Por Julio Villalva

Desde hace tiempo, la problemática de la representación del cuerpo dentro del arte me ha interesado especialmente, sobre todo aquella que aborda el problema identitario y su lugar dentro de la reivindicación de los cuerpos en función de sus diferencias y preferencias sexuales. De entre los artistas que aprecio por su trabajo en esta dirección se encuentran Claude Cahun, Pierre Molinier, Jürgen Klauke, Orlan, Urs Lüthi, Cindy Sherman y Yasumasa Morimura, por mencionar algunos. Cada uno de ellos ha creado un complejo sistema de representación del cuerpo, siendo en muchos casos pioneros de nuevas epistemologías y procesos de investigación en relación con lo que puede un cuerpo. No solo elogian la ambigüedad como estrategia para cuestionar el sistema binario, sino que colocan el cuerpo mismo como alteridad performativa. Cada cual, desde su propuesta creativa, ha creado narrativas donde el travestismo se torna en táctica representativa con la que cuestionan el paradigma identitario dominante y proponen nuevos modos de mirar un cuerpo.

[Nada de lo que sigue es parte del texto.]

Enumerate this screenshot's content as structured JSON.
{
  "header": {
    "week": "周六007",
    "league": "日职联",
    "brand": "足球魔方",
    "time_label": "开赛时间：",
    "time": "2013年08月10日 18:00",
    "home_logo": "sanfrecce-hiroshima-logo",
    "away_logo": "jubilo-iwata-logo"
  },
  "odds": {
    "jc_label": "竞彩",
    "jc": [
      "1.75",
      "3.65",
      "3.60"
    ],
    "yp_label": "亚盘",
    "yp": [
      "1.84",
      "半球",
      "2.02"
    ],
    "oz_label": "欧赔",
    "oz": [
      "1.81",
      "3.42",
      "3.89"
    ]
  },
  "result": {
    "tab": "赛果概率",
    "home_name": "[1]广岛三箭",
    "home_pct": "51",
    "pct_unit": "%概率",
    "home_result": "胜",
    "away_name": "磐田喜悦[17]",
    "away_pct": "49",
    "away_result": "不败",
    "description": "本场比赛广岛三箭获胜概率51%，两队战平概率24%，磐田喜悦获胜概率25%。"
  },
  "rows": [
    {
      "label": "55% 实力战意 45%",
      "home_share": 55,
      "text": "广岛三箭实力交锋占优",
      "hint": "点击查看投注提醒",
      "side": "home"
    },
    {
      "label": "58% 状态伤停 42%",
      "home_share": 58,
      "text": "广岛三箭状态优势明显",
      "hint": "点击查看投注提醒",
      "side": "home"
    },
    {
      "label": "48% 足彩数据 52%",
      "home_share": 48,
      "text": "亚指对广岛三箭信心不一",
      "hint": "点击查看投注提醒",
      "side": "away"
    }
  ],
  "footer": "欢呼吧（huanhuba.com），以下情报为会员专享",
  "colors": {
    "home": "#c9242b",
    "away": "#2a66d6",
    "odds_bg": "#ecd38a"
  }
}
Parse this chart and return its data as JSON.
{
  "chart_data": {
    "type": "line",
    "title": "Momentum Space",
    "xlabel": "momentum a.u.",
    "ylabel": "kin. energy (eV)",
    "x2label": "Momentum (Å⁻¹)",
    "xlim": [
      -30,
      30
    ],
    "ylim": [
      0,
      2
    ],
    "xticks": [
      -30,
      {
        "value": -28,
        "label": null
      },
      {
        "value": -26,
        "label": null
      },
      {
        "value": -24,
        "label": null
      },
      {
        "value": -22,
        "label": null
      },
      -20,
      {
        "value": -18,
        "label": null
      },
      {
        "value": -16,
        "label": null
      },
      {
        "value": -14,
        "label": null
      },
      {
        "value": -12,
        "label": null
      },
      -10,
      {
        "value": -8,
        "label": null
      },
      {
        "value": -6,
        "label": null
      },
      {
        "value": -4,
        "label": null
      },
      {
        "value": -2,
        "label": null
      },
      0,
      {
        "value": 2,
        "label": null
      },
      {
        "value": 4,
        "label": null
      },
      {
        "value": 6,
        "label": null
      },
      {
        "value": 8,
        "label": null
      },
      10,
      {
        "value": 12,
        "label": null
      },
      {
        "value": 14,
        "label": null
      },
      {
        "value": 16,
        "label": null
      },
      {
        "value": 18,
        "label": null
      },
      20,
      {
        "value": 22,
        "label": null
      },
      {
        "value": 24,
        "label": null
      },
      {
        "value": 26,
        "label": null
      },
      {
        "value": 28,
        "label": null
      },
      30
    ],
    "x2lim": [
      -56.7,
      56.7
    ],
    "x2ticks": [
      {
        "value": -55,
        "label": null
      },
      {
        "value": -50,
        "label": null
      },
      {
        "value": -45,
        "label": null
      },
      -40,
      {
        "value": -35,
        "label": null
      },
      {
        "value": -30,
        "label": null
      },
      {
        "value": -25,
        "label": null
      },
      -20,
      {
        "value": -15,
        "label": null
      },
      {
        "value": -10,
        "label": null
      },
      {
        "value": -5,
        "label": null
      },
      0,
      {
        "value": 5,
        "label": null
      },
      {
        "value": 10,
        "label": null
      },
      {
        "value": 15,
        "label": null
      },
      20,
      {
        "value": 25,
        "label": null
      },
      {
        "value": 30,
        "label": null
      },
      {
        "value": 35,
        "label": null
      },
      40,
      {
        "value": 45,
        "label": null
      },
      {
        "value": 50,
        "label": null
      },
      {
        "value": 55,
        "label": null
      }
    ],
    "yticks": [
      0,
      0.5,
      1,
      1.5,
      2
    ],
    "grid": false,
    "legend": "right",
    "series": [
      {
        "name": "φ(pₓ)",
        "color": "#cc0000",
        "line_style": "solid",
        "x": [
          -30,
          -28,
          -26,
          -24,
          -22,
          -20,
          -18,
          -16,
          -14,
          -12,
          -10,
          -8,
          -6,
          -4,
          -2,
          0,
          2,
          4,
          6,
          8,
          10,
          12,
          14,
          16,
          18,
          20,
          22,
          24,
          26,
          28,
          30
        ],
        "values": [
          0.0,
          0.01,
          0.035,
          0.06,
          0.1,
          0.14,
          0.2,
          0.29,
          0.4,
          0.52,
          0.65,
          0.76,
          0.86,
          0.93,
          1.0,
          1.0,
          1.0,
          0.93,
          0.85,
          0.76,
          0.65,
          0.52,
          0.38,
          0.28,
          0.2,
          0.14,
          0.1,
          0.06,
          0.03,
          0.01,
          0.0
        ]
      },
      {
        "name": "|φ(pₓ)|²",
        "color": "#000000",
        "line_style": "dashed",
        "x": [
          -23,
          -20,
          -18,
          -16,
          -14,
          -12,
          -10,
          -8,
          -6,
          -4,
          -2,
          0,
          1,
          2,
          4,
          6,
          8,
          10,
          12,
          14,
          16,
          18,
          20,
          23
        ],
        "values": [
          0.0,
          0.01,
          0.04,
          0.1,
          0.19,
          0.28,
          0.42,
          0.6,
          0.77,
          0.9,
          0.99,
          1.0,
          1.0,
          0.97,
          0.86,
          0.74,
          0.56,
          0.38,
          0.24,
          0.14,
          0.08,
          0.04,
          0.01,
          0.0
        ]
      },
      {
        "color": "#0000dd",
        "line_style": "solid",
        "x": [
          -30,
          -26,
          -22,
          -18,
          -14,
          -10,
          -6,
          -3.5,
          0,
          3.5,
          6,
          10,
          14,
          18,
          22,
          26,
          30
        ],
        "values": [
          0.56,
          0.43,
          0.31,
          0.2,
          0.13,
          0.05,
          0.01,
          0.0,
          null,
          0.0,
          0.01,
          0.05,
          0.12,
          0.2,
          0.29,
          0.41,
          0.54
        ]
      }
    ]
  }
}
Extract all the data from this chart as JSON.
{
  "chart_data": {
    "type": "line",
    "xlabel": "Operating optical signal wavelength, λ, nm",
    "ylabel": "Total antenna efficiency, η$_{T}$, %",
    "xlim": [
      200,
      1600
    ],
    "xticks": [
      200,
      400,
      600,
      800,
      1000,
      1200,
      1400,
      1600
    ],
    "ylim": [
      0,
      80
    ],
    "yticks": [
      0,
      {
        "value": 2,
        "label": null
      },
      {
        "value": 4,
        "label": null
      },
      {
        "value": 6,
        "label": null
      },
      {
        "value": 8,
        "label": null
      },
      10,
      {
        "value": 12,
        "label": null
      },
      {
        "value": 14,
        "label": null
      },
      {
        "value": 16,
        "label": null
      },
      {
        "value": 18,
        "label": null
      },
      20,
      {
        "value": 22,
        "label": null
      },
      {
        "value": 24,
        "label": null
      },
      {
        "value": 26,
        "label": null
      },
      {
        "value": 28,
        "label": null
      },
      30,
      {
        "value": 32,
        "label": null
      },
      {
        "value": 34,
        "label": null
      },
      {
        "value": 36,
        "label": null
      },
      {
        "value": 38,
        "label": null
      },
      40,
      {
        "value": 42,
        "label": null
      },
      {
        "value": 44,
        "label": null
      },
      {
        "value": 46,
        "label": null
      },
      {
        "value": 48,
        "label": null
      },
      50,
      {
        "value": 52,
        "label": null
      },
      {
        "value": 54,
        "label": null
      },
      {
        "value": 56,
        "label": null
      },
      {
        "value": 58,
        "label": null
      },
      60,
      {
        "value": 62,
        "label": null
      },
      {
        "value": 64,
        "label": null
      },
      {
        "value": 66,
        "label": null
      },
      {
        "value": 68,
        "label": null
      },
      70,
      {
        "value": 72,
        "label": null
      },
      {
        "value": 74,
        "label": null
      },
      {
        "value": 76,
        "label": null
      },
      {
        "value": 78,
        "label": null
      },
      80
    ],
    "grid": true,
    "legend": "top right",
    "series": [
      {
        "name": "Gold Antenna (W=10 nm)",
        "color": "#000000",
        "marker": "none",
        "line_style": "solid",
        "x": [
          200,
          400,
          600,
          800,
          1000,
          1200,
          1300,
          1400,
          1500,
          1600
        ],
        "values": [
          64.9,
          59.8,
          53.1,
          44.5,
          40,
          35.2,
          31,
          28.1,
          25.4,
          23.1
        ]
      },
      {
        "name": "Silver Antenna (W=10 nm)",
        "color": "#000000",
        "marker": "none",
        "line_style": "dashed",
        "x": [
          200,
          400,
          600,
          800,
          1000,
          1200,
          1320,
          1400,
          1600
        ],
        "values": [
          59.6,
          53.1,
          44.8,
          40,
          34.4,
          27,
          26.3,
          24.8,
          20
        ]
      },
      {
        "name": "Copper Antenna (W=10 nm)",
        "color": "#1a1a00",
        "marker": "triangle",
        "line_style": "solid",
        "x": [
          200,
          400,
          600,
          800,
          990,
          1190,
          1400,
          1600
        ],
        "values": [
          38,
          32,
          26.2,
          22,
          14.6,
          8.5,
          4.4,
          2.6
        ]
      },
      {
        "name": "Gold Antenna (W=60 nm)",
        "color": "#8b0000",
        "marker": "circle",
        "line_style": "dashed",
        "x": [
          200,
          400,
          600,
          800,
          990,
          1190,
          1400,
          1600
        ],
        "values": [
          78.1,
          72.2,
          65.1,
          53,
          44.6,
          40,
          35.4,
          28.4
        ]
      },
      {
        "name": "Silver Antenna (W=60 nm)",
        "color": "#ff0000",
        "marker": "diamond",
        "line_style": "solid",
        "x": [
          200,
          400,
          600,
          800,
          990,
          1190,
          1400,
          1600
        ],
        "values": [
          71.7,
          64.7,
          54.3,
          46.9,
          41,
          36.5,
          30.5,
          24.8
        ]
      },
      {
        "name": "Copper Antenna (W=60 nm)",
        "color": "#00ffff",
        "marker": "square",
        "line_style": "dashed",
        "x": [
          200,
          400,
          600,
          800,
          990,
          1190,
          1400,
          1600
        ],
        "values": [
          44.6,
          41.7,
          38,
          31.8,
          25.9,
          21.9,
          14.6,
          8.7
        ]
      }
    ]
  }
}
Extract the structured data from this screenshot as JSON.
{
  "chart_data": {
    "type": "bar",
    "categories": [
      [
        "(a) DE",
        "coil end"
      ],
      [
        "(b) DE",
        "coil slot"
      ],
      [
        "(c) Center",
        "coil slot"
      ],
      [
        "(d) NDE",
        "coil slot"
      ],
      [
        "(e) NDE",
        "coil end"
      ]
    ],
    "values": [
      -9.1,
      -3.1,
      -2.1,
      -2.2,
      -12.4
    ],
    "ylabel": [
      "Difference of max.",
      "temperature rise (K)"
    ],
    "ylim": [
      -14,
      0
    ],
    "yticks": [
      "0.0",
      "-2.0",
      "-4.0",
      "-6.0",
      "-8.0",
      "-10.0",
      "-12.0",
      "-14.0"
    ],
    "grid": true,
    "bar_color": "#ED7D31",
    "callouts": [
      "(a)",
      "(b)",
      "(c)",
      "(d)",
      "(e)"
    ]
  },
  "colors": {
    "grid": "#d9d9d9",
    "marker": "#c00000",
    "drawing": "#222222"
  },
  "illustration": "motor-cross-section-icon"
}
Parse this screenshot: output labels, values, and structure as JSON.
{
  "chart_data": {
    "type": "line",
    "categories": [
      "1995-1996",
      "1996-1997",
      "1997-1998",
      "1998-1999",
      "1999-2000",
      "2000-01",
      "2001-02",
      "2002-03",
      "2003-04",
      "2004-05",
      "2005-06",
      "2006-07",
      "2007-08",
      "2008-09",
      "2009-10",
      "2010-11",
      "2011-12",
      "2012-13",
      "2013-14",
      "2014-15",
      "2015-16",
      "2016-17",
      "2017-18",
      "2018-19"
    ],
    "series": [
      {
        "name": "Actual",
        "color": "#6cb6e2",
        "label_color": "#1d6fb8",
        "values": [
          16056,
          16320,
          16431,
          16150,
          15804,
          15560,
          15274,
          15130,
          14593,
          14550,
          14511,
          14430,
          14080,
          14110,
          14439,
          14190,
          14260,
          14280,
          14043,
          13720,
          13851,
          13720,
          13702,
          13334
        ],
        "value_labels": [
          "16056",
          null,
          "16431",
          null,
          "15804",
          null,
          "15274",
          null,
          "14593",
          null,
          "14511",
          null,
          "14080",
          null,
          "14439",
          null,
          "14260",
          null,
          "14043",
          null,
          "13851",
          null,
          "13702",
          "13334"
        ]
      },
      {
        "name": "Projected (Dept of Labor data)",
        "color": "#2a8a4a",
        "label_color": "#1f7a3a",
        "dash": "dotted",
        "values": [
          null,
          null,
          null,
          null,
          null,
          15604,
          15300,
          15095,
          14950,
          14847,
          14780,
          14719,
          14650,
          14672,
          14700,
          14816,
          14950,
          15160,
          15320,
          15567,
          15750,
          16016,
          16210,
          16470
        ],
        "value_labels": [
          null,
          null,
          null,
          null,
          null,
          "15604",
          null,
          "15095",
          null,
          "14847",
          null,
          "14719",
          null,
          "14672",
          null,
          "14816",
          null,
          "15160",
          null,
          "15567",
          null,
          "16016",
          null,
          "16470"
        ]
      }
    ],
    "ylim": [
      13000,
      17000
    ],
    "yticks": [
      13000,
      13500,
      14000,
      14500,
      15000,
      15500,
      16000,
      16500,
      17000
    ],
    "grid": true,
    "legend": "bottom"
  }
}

En los años setenta y ochenta, las iniciativas artísticas desarrollaron estrategias y formas de producción en las que se enfocó el trabajo del cuerpo como soporte y documento, y se exploró la creación de nuevas subjetividades con sus esferas dicotómicas y contradictorias. Lo personal se hizo político —legado de las luchas feministas— y se abrió una vía para hablar de los sexos, de las nuevas construcciones identitarias, de su acoso, de su negación, de sus miedos y, por supuesto, de sus reivindicaciones e intereses. En los años noventa, las prácticas artísticas continuaron la exploración del cuerpo, vertebrando procesos de investigación que han contribuido a desencadenar micropolíticas de emancipación de los sujetos a través de modos no convencionales de producción. Estos procesos han propiciado formas de visibilidad y de enunciación como dispositivos de subversión y disidencia frente al aparato heteronormativo, ampliando los escenarios de debate para confrontar las particiones de la realidad sensible.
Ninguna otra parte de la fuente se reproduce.